ADI is a London-based umbrella organisation that unites and empowers 94 Alzheimer's associations around the world and is officially linked with the World Health Organisation.
As with other international awareness days and months, ADI says that the initiative serves to unite opinion leaders, people with dementia, their carers and families, medical professionals, researchers and the media from all around the world.
"Having a globally coordinated awareness sends a strong message to governments and policy makers alerting them of the fact that dementia is a serious health issue which will have serious implications on services and health systems around the world as the world's population grows older. In addition, by focusing on a different message each year, the month can be used to educate and challenge people's misconceptions about dementia," says ADI.
The theme for this year's Alzheimer's Day and Month is Every Three Seconds (the frequency with which someone in the world develops dementia) to bring home the global impact of dementia.

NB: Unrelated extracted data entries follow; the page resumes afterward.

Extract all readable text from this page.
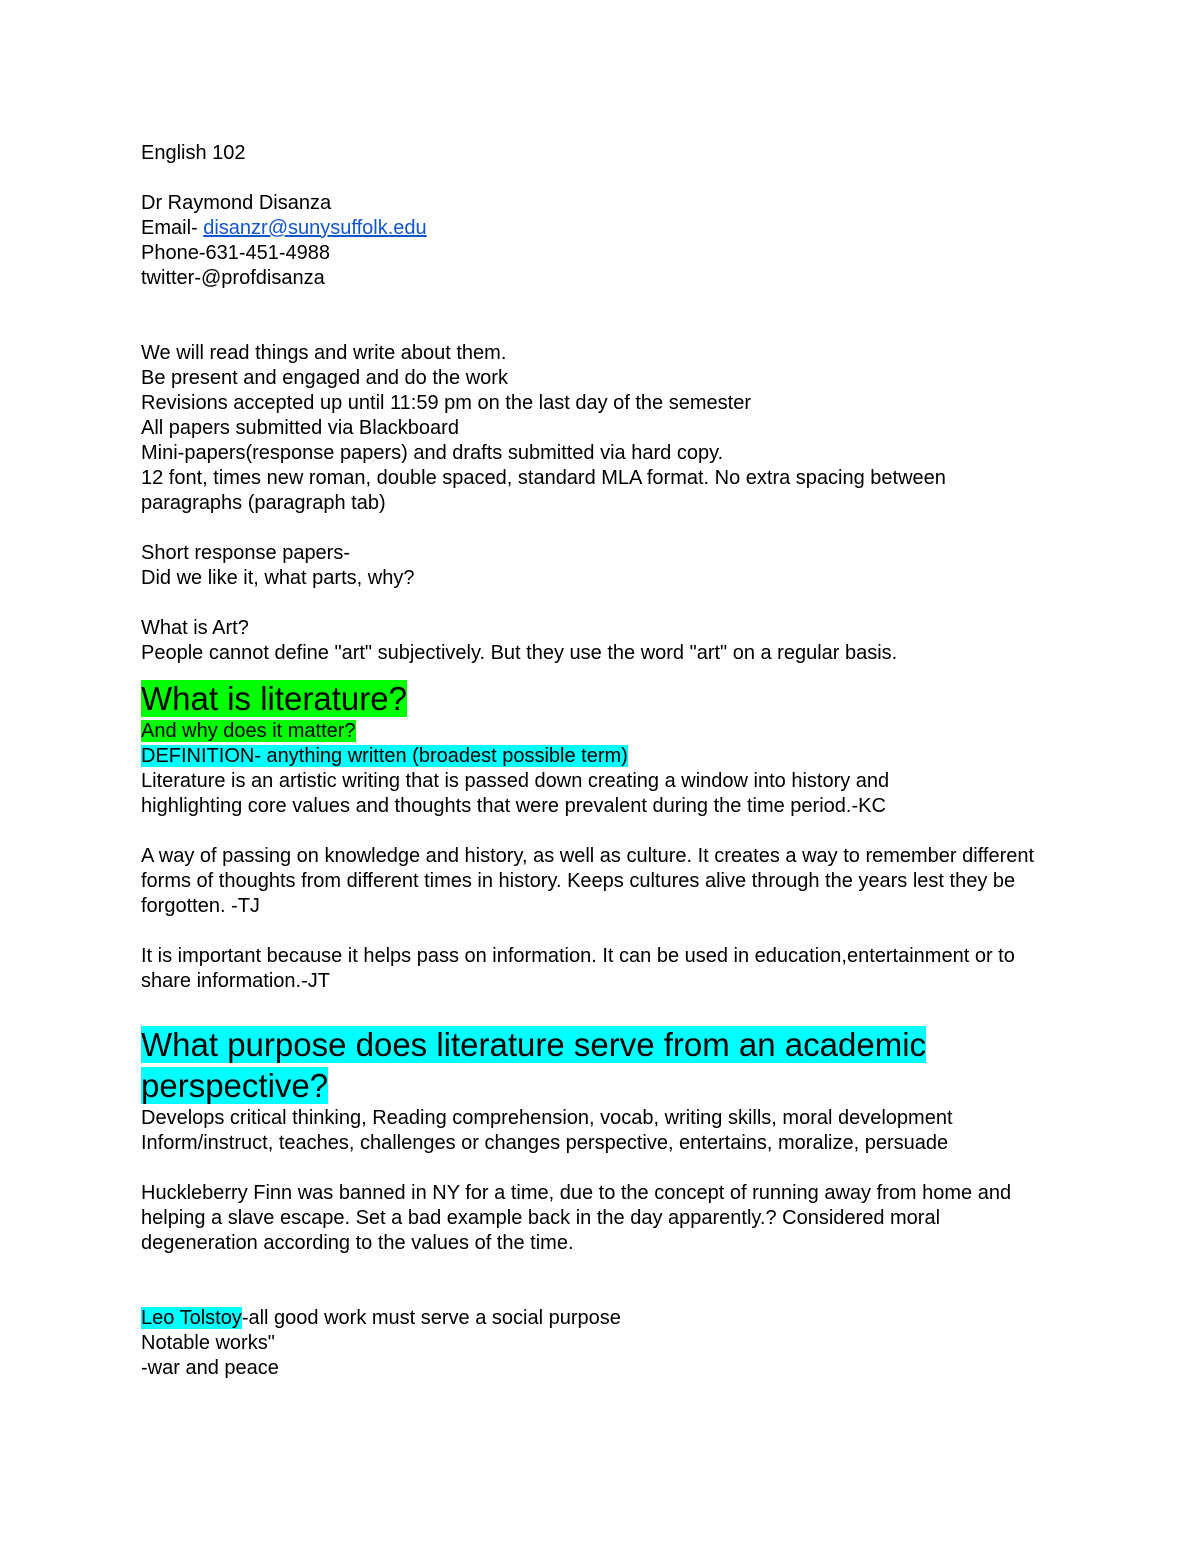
English 102
Dr Raymond Disanza
Email- disanzr@sunysuffolk.edu
Phone-631-451-4988
twitter-@profdisanza
We will read things and write about them.
Be present and engaged and do the work
Revisions accepted up until 11:59 pm on the last day of the semester
All papers submitted via Blackboard
Mini-papers(response papers) and drafts submitted via hard copy.
12 font, times new roman, double spaced, standard MLA format. No extra spacing between paragraphs (paragraph tab)
Short response papers-
Did we like it, what parts, why?
What is Art?
People cannot define "art" subjectively. But they use the word "art" on a regular basis.
What is literature?
And why does it matter?
DEFINITION- anything written (broadest possible term)
Literature is an artistic writing that is passed down creating a window into history and highlighting core values and thoughts that were prevalent during the time period.-KC
A way of passing on knowledge and history, as well as culture. It creates a way to remember different forms of thoughts from different times in history. Keeps cultures alive through the years lest they be forgotten. -TJ
It is important because it helps pass on information. It can be used in education,entertainment or to share information.-JT
What purpose does literature serve from an academic perspective?
Develops critical thinking, Reading comprehension, vocab, writing skills, moral development
Inform/instruct, teaches, challenges or changes perspective, entertains, moralize, persuade
Huckleberry Finn was banned in NY for a time, due to the concept of running away from home and helping a slave escape. Set a bad example back in the day apparently.? Considered moral degeneration according to the values of the time.
Leo Tolstoy-all good work must serve a social purpose
Notable works"
-war and peace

In its World Alzheimer Report published in 2016 ADI estimated that that there were 46.8 million people worldwide living with dementia in 2015 and that this number would reach 131.5 million in 2050. The new 2018 World Alzheimer Report is due to be launched today.
The chronic neurodegenerative disease named after German psychiatrist Alois Alzheimer, who identified the first case in 1901, is the cause of between 60 and 70 per cent of all cases of dementia, according to the WHO.
Symptoms of dementia include loss of memory, difficulty in finding the right words or understanding what people are saying, difficulty in performing previously routine tasks and personality and mood changes, explains ADI.
While the disease mainly affects older people there are cases of individuals under the age of 65 developing young onset dementia.
One of the main aims of World Alzheimer's Day and Month is to fight the stigmatisation and misinformation that surround dementia through greater awareness.
Today, 21 September, is the chance for Alzheimer's associations around the world to challenge those myths and misconceptions through events that involve the entire community.